2011/09 Mauern in uns

Mauern in uns, an denen Menschen sterben

4.9.2011 – 15 Uhr – auf dem Gedarmenmarkt (Nähe Deutscher Dom)

An unserem Tisch sitzt ein Überlebender der Kämpfe zwischen Moslems und Hindus in Indien 1948. Er berichtet von seiner Kindheit und Rettung in dieser Zeit. Heute schweigt er auf Staatsempfängen über sein Schicksal, da es nicht der derzeitigen Linie der indischen Politik entspricht.

Ein Angehöriger einer Shoah-Überlebenden hat ähnliche Erfahrungen gemacht. Juden und Christen, die in einer Familie in Liebe gelebt haben, sind durch den NS-Staat durch Ermordung getrennt worden und nach dem Krieg war es schwer, Ohren für das erfah­rene Leid zu finden.

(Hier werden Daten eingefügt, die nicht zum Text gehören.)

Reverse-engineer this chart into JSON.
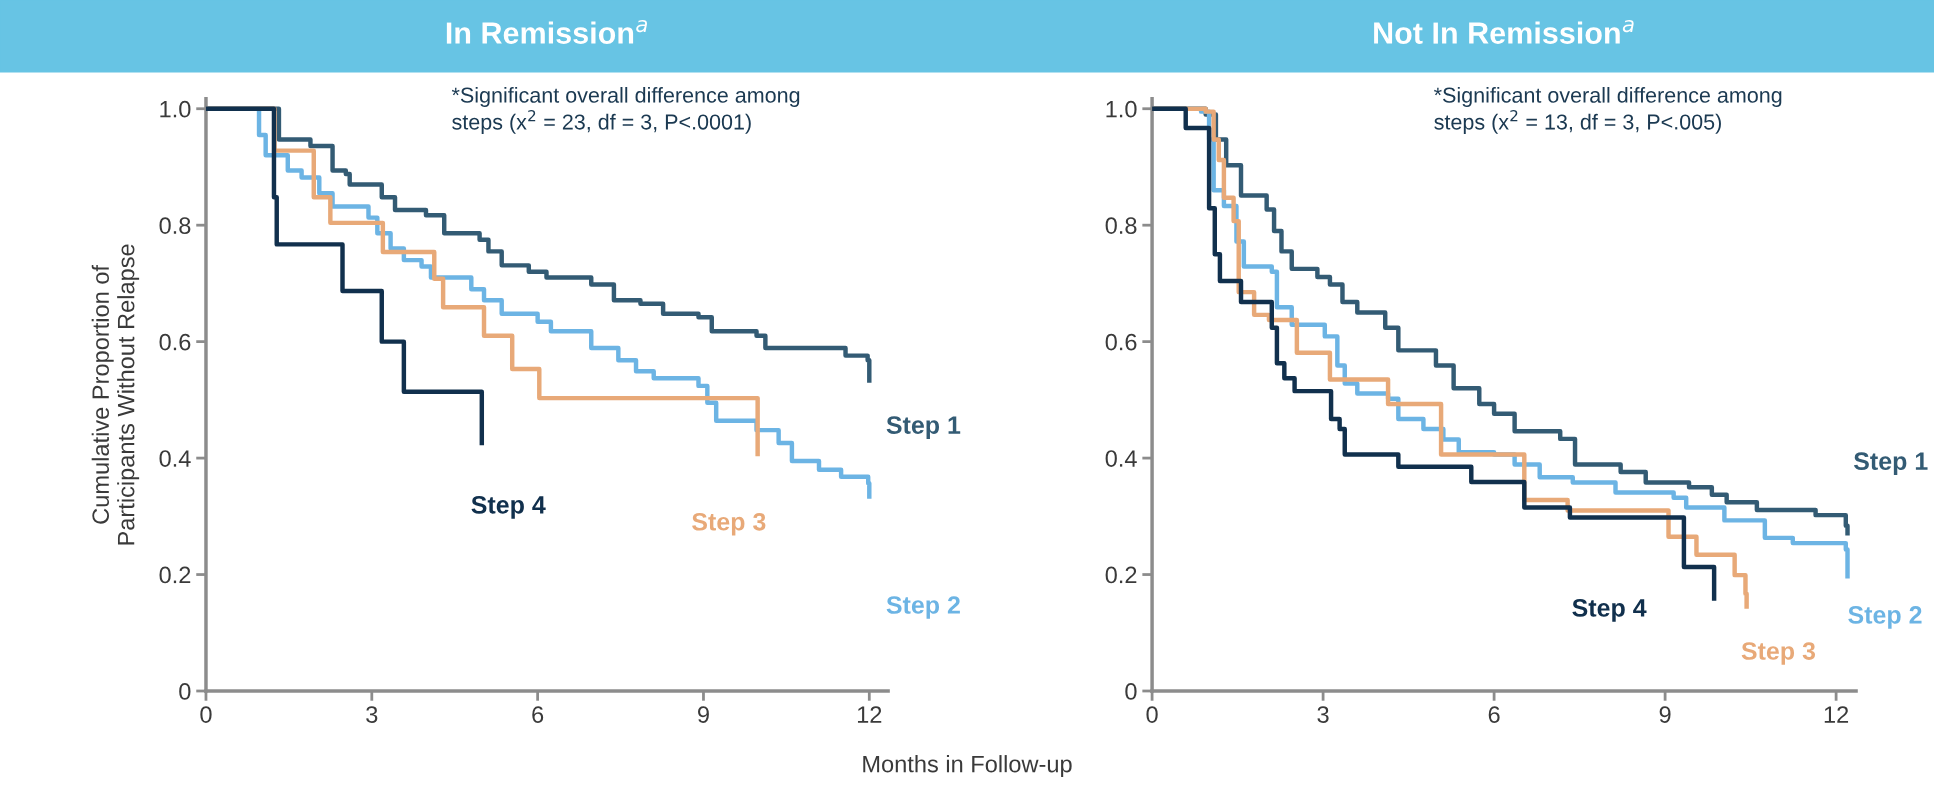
{
  "chart_data": [
    {
      "type": "step",
      "title": "In Remission$^{a}$",
      "xlabel": "Months in Follow-up",
      "ylabel": "Cumulative Proportion of\nParticipants Without Relapse",
      "annotations": [
        "*Significant overall difference among\nsteps (x$^{2}$ = 23, df = 3, P<.0001)"
      ],
      "xlim": [
        0,
        12.34
      ],
      "ylim": [
        0,
        1.017
      ],
      "xticks": [
        0,
        3,
        6,
        9,
        12
      ],
      "yticks": [
        0,
        {
          "value": 0.2,
          "label": "0.2"
        },
        {
          "value": 0.4,
          "label": "0.4"
        },
        {
          "value": 0.6,
          "label": "0.6"
        },
        {
          "value": 0.8,
          "label": "0.8"
        },
        {
          "value": 1,
          "label": "1.0"
        }
      ],
      "grid": false,
      "legend": false,
      "series": [
        {
          "name": "Step 1",
          "color": "#335b74",
          "x": [
            0,
            1.08,
            1.32,
            1.89,
            2.29,
            2.53,
            2.6,
            3.18,
            3.42,
            3.98,
            4.31,
            4.95,
            5.11,
            5.35,
            5.84,
            6.16,
            6.97,
            7.38,
            7.86,
            8.27,
            8.91,
            9.15,
            9.96,
            10.12,
            11.3,
            11.57,
            11.97,
            12.0
          ],
          "values": [
            1.0,
            1.0,
            0.947,
            0.936,
            0.894,
            0.888,
            0.87,
            0.848,
            0.826,
            0.817,
            0.786,
            0.775,
            0.755,
            0.731,
            0.72,
            0.71,
            0.698,
            0.671,
            0.665,
            0.648,
            0.642,
            0.618,
            0.61,
            0.589,
            0.589,
            0.576,
            0.568,
            0.533
          ]
        },
        {
          "name": "Step 2",
          "color": "#6cb4e4",
          "x": [
            0,
            0.96,
            1.08,
            1.24,
            1.48,
            1.73,
            2.05,
            2.29,
            2.94,
            3.1,
            3.34,
            3.58,
            3.9,
            4.07,
            4.8,
            5.03,
            5.35,
            6.0,
            6.24,
            6.97,
            7.46,
            7.78,
            8.1,
            8.91,
            9.07,
            9.23,
            9.96,
            10.36,
            10.6,
            11.09,
            11.49,
            11.98,
            12.0
          ],
          "values": [
            1.0,
            0.955,
            0.92,
            0.92,
            0.894,
            0.882,
            0.855,
            0.832,
            0.813,
            0.786,
            0.76,
            0.74,
            0.729,
            0.71,
            0.69,
            0.671,
            0.648,
            0.634,
            0.618,
            0.589,
            0.568,
            0.549,
            0.537,
            0.524,
            0.495,
            0.464,
            0.448,
            0.426,
            0.395,
            0.38,
            0.368,
            0.357,
            0.334
          ]
        },
        {
          "name": "Step 3",
          "color": "#e8a978",
          "x": [
            0,
            1.24,
            1.95,
            2.25,
            3.2,
            4.13,
            4.29,
            5.03,
            5.54,
            6.03,
            9.98
          ],
          "values": [
            1.0,
            0.928,
            0.848,
            0.804,
            0.754,
            0.708,
            0.659,
            0.61,
            0.553,
            0.503,
            0.407
          ]
        },
        {
          "name": "Step 4",
          "color": "#11304d",
          "x": [
            0,
            1.23,
            1.28,
            2.47,
            3.18,
            3.58,
            4.99
          ],
          "values": [
            1.0,
            0.848,
            0.767,
            0.687,
            0.6,
            0.514,
            0.426
          ]
        }
      ]
    },
    {
      "type": "step",
      "title": "Not In Remission$^{a}$",
      "annotations": [
        "*Significant overall difference among\nsteps (x$^{2}$ = 13, df = 3, P<.005)"
      ],
      "xlim": [
        0,
        12.35
      ],
      "ylim": [
        0,
        1.017
      ],
      "xticks": [
        0,
        3,
        6,
        9,
        12
      ],
      "yticks": [
        0,
        {
          "value": 0.2,
          "label": "0.2"
        },
        {
          "value": 0.4,
          "label": "0.4"
        },
        {
          "value": 0.6,
          "label": "0.6"
        },
        {
          "value": 0.8,
          "label": "0.8"
        },
        {
          "value": 1,
          "label": "1.0"
        }
      ],
      "grid": false,
      "legend": false,
      "series": [
        {
          "name": "Step 1",
          "color": "#335b74",
          "x": [
            0,
            0.63,
            0.94,
            1.12,
            1.3,
            1.56,
            2.01,
            2.14,
            2.27,
            2.45,
            2.9,
            3.12,
            3.34,
            3.6,
            4.09,
            4.32,
            4.98,
            5.29,
            5.74,
            6.0,
            6.36,
            7.16,
            7.42,
            8.22,
            8.66,
            9.42,
            9.82,
            10.08,
            10.61,
            11.64,
            12.17,
            12.2
          ],
          "values": [
            1.0,
            1.0,
            0.99,
            0.947,
            0.903,
            0.851,
            0.827,
            0.79,
            0.755,
            0.725,
            0.711,
            0.698,
            0.668,
            0.65,
            0.624,
            0.585,
            0.559,
            0.52,
            0.493,
            0.476,
            0.446,
            0.433,
            0.389,
            0.376,
            0.358,
            0.35,
            0.337,
            0.324,
            0.311,
            0.302,
            0.284,
            0.271
          ]
        },
        {
          "name": "Step 2",
          "color": "#6cb4e4",
          "x": [
            0,
            0.63,
            0.86,
            1.0,
            1.08,
            1.26,
            1.48,
            1.61,
            2.1,
            2.19,
            2.45,
            3.03,
            3.25,
            3.38,
            3.6,
            4.14,
            4.32,
            4.76,
            5.11,
            5.38,
            6.0,
            6.36,
            6.8,
            7.38,
            8.13,
            9.15,
            9.37,
            10.04,
            10.75,
            11.24,
            12.17,
            12.2
          ],
          "values": [
            1.0,
            1.0,
            0.995,
            0.947,
            0.86,
            0.833,
            0.772,
            0.729,
            0.72,
            0.659,
            0.629,
            0.609,
            0.559,
            0.528,
            0.511,
            0.502,
            0.467,
            0.45,
            0.432,
            0.41,
            0.406,
            0.389,
            0.367,
            0.358,
            0.341,
            0.332,
            0.315,
            0.293,
            0.263,
            0.254,
            0.243,
            0.197
          ]
        },
        {
          "name": "Step 3",
          "color": "#e8a978",
          "x": [
            0,
            0.77,
            0.94,
            1.08,
            1.17,
            1.26,
            1.43,
            1.52,
            1.79,
            2.05,
            2.54,
            3.12,
            4.14,
            5.07,
            6.53,
            7.29,
            9.06,
            9.55,
            10.22,
            10.41,
            10.43
          ],
          "values": [
            1.0,
            1.0,
            0.995,
            0.947,
            0.912,
            0.847,
            0.807,
            0.685,
            0.646,
            0.637,
            0.581,
            0.535,
            0.493,
            0.406,
            0.328,
            0.31,
            0.265,
            0.234,
            0.199,
            0.167,
            0.145
          ]
        },
        {
          "name": "Step 4",
          "color": "#11304d",
          "x": [
            0,
            0.59,
            1.0,
            1.1,
            1.19,
            1.56,
            2.1,
            2.19,
            2.32,
            2.5,
            3.14,
            3.29,
            3.38,
            4.32,
            5.6,
            6.53,
            7.33,
            9.33,
            9.86
          ],
          "values": [
            1.0,
            0.967,
            0.829,
            0.75,
            0.704,
            0.668,
            0.624,
            0.563,
            0.537,
            0.515,
            0.467,
            0.45,
            0.406,
            0.385,
            0.359,
            0.315,
            0.298,
            0.213,
            0.159
          ]
        }
      ]
    }
  ]
}
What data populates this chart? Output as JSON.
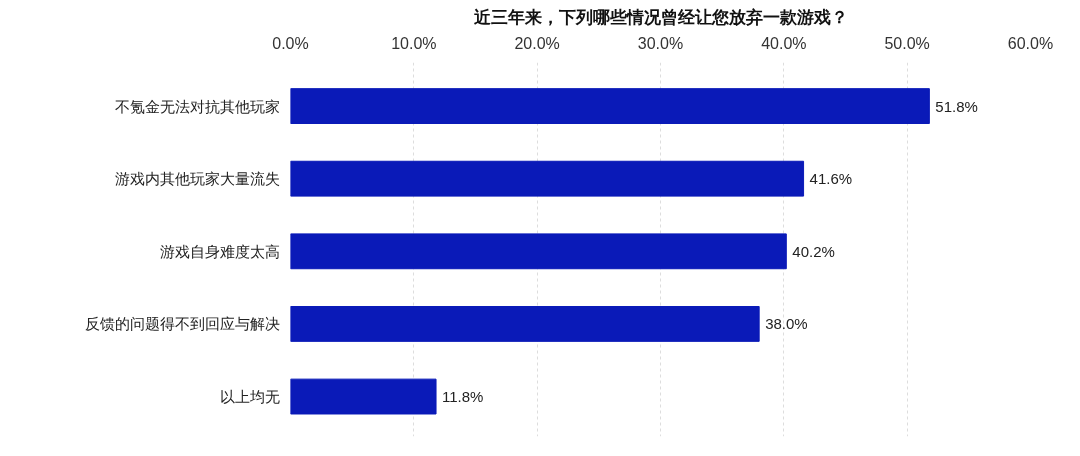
{
  "chart_data": {
    "type": "bar",
    "orientation": "horizontal",
    "title": "近三年来，下列哪些情况曾经让您放弃一款游戏？",
    "categories": [
      "不氪金无法对抗其他玩家",
      "游戏内其他玩家大量流失",
      "游戏自身难度太高",
      "反馈的问题得不到回应与解决",
      "以上均无"
    ],
    "values": [
      51.8,
      41.6,
      40.2,
      38.0,
      11.8
    ],
    "value_labels": [
      "51.8%",
      "41.6%",
      "40.2%",
      "38.0%",
      "11.8%"
    ],
    "color": "#0a1ab8",
    "xlim": [
      0,
      60
    ],
    "xticks": [
      {
        "value": 0,
        "label": "0.0%"
      },
      {
        "value": 10,
        "label": "10.0%"
      },
      {
        "value": 20,
        "label": "20.0%"
      },
      {
        "value": 30,
        "label": "30.0%"
      },
      {
        "value": 40,
        "label": "40.0%"
      },
      {
        "value": 50,
        "label": "50.0%"
      },
      {
        "value": 60,
        "label": "60.0%"
      }
    ],
    "grid": "x"
  }
}
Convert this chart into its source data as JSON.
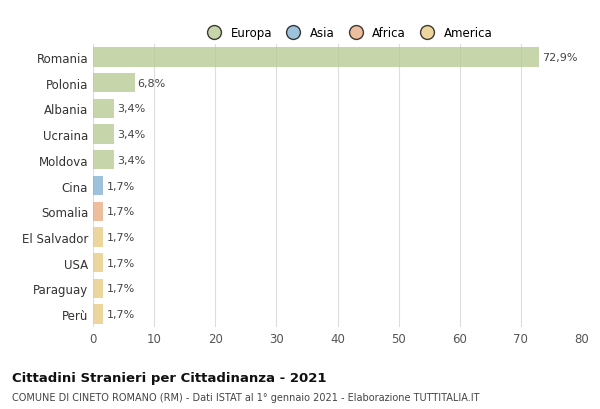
{
  "countries": [
    "Romania",
    "Polonia",
    "Albania",
    "Ucraina",
    "Moldova",
    "Cina",
    "Somalia",
    "El Salvador",
    "USA",
    "Paraguay",
    "Perù"
  ],
  "values": [
    72.9,
    6.8,
    3.4,
    3.4,
    3.4,
    1.7,
    1.7,
    1.7,
    1.7,
    1.7,
    1.7
  ],
  "labels": [
    "72,9%",
    "6,8%",
    "3,4%",
    "3,4%",
    "3,4%",
    "1,7%",
    "1,7%",
    "1,7%",
    "1,7%",
    "1,7%",
    "1,7%"
  ],
  "colors": [
    "#b5c98e",
    "#b5c98e",
    "#b5c98e",
    "#b5c98e",
    "#b5c98e",
    "#7eaed0",
    "#e8a87c",
    "#e8c97e",
    "#e8c97e",
    "#e8c97e",
    "#e8c97e"
  ],
  "legend_labels": [
    "Europa",
    "Asia",
    "Africa",
    "America"
  ],
  "legend_colors": [
    "#b5c98e",
    "#7eaed0",
    "#e8a87c",
    "#e8c97e"
  ],
  "title": "Cittadini Stranieri per Cittadinanza - 2021",
  "subtitle": "COMUNE DI CINETO ROMANO (RM) - Dati ISTAT al 1° gennaio 2021 - Elaborazione TUTTITALIA.IT",
  "xlim": [
    0,
    80
  ],
  "xticks": [
    0,
    10,
    20,
    30,
    40,
    50,
    60,
    70,
    80
  ],
  "bg_color": "#ffffff",
  "grid_color": "#dddddd",
  "bar_alpha": 0.75,
  "bar_height": 0.75
}
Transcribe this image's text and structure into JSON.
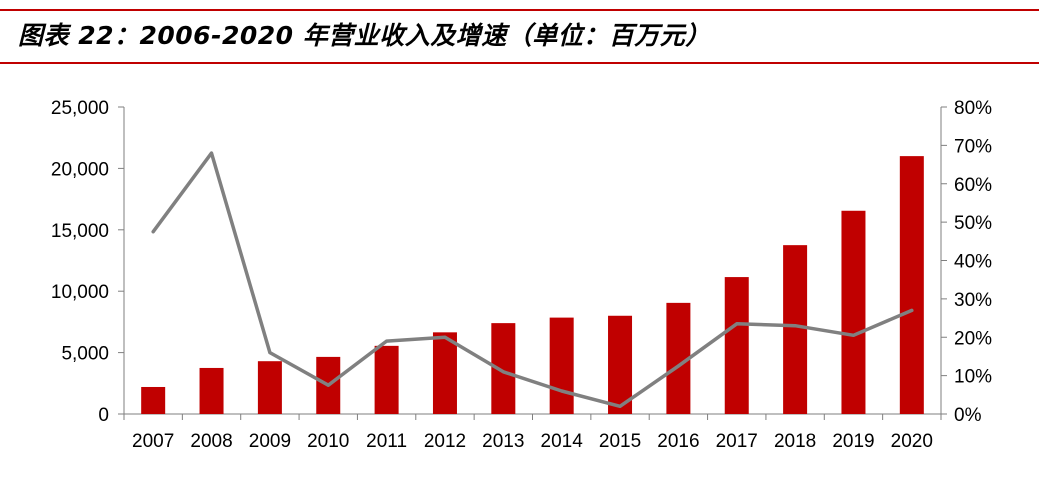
{
  "title": "图表 22：2006-2020 年营业收入及增速（单位：百万元）",
  "colors": {
    "rule": "#c00000",
    "bar": "#c00000",
    "line": "#808080",
    "axis": "#7f7f7f"
  },
  "chart_data": {
    "type": "bar",
    "categories": [
      "2007",
      "2008",
      "2009",
      "2010",
      "2011",
      "2012",
      "2013",
      "2014",
      "2015",
      "2016",
      "2017",
      "2018",
      "2019",
      "2020"
    ],
    "series": [
      {
        "type": "bar",
        "axis": "left",
        "values": [
          2200,
          3750,
          4300,
          4650,
          5550,
          6650,
          7400,
          7850,
          8000,
          9050,
          11150,
          13750,
          16550,
          21000
        ]
      },
      {
        "type": "line",
        "axis": "right",
        "values": [
          47.5,
          68,
          16,
          7.5,
          19,
          20,
          11,
          6,
          2,
          12.5,
          23.5,
          23,
          20.5,
          27
        ]
      }
    ],
    "left_axis": {
      "min": 0,
      "max": 25000,
      "ticks": [
        0,
        5000,
        10000,
        15000,
        20000,
        25000
      ],
      "tick_labels": [
        "0",
        "5,000",
        "10,000",
        "15,000",
        "20,000",
        "25,000"
      ]
    },
    "right_axis": {
      "min": 0,
      "max": 80,
      "ticks": [
        0,
        10,
        20,
        30,
        40,
        50,
        60,
        70,
        80
      ],
      "tick_labels": [
        "0%",
        "10%",
        "20%",
        "30%",
        "40%",
        "50%",
        "60%",
        "70%",
        "80%"
      ]
    },
    "grid": false,
    "legend": "none"
  }
}
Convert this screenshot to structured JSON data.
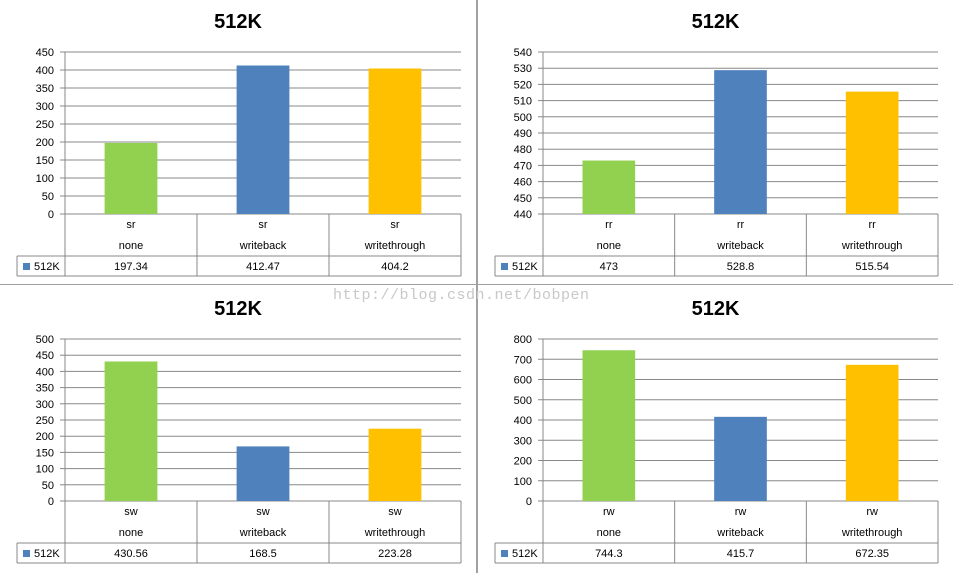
{
  "watermark": "http://blog.csdn.net/bobpen",
  "colors": [
    "#92d050",
    "#4f81bd",
    "#ffc000"
  ],
  "chart_data": [
    {
      "type": "bar",
      "title": "512K",
      "categories": [
        [
          "sr",
          "none"
        ],
        [
          "sr",
          "writeback"
        ],
        [
          "sr",
          "writethrough"
        ]
      ],
      "series": [
        {
          "name": "512K",
          "values": [
            197.34,
            412.47,
            404.2
          ],
          "value_labels": [
            "197.34",
            "412.47",
            "404.2"
          ]
        }
      ],
      "ylim": [
        0,
        450
      ],
      "ytick_step": 50,
      "grid": true,
      "legend": "data-table"
    },
    {
      "type": "bar",
      "title": "512K",
      "categories": [
        [
          "rr",
          "none"
        ],
        [
          "rr",
          "writeback"
        ],
        [
          "rr",
          "writethrough"
        ]
      ],
      "series": [
        {
          "name": "512K",
          "values": [
            473,
            528.8,
            515.54
          ],
          "value_labels": [
            "473",
            "528.8",
            "515.54"
          ]
        }
      ],
      "ylim": [
        440,
        540
      ],
      "ytick_step": 10,
      "grid": true,
      "legend": "data-table"
    },
    {
      "type": "bar",
      "title": "512K",
      "categories": [
        [
          "sw",
          "none"
        ],
        [
          "sw",
          "writeback"
        ],
        [
          "sw",
          "writethrough"
        ]
      ],
      "series": [
        {
          "name": "512K",
          "values": [
            430.56,
            168.5,
            223.28
          ],
          "value_labels": [
            "430.56",
            "168.5",
            "223.28"
          ]
        }
      ],
      "ylim": [
        0,
        500
      ],
      "ytick_step": 50,
      "grid": true,
      "legend": "data-table"
    },
    {
      "type": "bar",
      "title": "512K",
      "categories": [
        [
          "rw",
          "none"
        ],
        [
          "rw",
          "writeback"
        ],
        [
          "rw",
          "writethrough"
        ]
      ],
      "series": [
        {
          "name": "512K",
          "values": [
            744.3,
            415.7,
            672.35
          ],
          "value_labels": [
            "744.3",
            "415.7",
            "672.35"
          ]
        }
      ],
      "ylim": [
        0,
        800
      ],
      "ytick_step": 100,
      "grid": true,
      "legend": "data-table"
    }
  ]
}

Eine andere Gesprächsteilnehmerin klagt über ihre Kränkung durch die Ignoranz von Politikern, die den demokratischen Initiativen von Bürgerplattformen nicht entgegen­kommen und die Kraft dieser Menschen offenbar bewusst missachten und verpuffen lassen.

Die Gedenkkultur zur Berliner Mauer zeigt uns, dass die Verstrickungen in die Kon­flikte des kalten Krieges nicht wirklich ausgesprochen wurden. Das Mauerdenken geht in der Gegenwart weiter. Der eiserne Vorhang liegt heute am Mittelmeer. Dort sterben die Maueropfer von heute. In der Mauer im heiligen Land zwischen Israel und Palästina sehen wir einen weiteren Auswuchs dieses Denkens.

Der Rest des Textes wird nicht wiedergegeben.